When I tried to implement a game that spawns a large number of NPCs, I got the following error.

thread 'main' panicked at 'Write overflow!', **home**\.cargo\registry\src\github.com-1ecc6299db9ec823\naia-serde-0.18.0\src\bit_writer.rs:92:13
stack backtrace:
   0: std::panicking::begin_panic_handler
             at /rustc/9eb3afe9ebe9c7d2b84b71002d44f4a0edac95e0/library\std\src\panicking.rs:575
   1: core::panicking::panic_fmt
             at /rustc/9eb3afe9ebe9c7d2b84b71002d44f4a0edac95e0/library\core\src\panicking.rs:64
   2: naia_serde::bit_writer::impl$1::write_bit
             at  **home**\.cargo\registry\src\github.com-1ecc6299db9ec823\naia-serde-0.18.0\src\bit_writer.rs:92
   3: naia_shared::world::host::host_world_writer::HostWorldWriter::write_updates
             at  **home**\.cargo\registry\src\github.com-1ecc6299db9ec823\naia-shared-0.21.0\src\world\host\host_world_writer.rs:452
   4: naia_shared::world::host::host_world_writer::HostWorldWriter::write_into_packet<bevy_ecs::entity::Entity,naia_bevy_shared::world_proxy::WorldRef>
             at **home**\.cargo\registry\src\github.com-1ecc6299db9ec823\naia-shared-0.21.0\src\world\host\host_world_writer.rs:48
   5: naia_server::connection::connection::Connection<bevy_ecs::entity::Entity>::send_outgoing_packets<bevy_ecs::entity::Entity,naia_bevy_shared::world_proxy::WorldRef>
             at **home**\.cargo\registry\src\github.com-1ecc6299db9ec823\naia-server-0.21.0\src\connection\connection.rs:179
   6: naia_server::server::Server<bevy_ecs::entity::Entity>::send_all_updates<bevy_ecs::entity::Entity,naia_bevy_shared::world_proxy::WorldRef>
             at **home**\.cargo\registry\src\github.com-1ecc6299db9ec823\naia-server-0.21.0\src\server.rs:343
   7: naia_bevy_server::systems::before_receive_events::closure$0
             at **home**\.cargo\registry\src\github.com-1ecc6299db9ec823\naia-bevy-server-0.21.0\src\systems.rs:178
   8: bevy_ecs::world::World::resource_scope<naia_server::server::Server<bevy_ecs::entity::Entity>,tuple$<>,naia_bevy_server::systems::before_receive_events::closure_env$0>
...

I think you should write the finish bit after the releasing bit. otherwise, we will run out of buffers. I avoid this error as below.
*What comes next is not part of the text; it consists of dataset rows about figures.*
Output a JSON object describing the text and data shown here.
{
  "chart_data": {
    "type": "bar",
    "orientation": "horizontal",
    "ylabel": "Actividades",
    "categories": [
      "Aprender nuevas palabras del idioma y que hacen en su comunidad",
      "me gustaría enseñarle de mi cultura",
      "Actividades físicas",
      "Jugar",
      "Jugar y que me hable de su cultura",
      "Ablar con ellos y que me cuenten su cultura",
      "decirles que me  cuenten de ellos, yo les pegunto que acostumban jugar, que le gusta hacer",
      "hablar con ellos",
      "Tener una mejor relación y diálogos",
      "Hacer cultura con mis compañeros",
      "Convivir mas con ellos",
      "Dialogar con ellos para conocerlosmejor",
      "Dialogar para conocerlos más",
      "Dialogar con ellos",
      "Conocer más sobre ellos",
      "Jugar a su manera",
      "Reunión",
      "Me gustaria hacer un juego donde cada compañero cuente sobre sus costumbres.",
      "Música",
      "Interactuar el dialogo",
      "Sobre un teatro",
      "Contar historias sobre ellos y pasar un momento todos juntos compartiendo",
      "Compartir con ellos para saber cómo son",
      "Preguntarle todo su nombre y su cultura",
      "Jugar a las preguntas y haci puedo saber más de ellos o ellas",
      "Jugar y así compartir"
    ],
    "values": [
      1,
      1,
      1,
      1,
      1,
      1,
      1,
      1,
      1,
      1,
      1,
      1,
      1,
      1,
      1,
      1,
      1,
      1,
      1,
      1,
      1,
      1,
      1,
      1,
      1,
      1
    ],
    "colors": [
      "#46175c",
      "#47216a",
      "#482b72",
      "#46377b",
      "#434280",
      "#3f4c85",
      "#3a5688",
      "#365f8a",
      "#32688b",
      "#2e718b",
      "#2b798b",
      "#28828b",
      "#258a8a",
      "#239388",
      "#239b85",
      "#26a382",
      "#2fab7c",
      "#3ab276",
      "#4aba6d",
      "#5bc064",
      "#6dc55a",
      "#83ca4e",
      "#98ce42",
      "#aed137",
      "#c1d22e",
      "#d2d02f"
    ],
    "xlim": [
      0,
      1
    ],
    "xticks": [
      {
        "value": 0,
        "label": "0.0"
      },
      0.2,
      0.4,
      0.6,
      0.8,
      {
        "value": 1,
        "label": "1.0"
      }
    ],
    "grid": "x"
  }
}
https://github.com/naia-lib/naia/commit/a2edc813599d23acf061022bed00f23426850821

However, when I attempted to apply the same change to all place of writer.release_bits(1), I encountered another 'Write overflow!' error. I'm not sure what the correct fix is, but I hope this information helps in resolving the issue.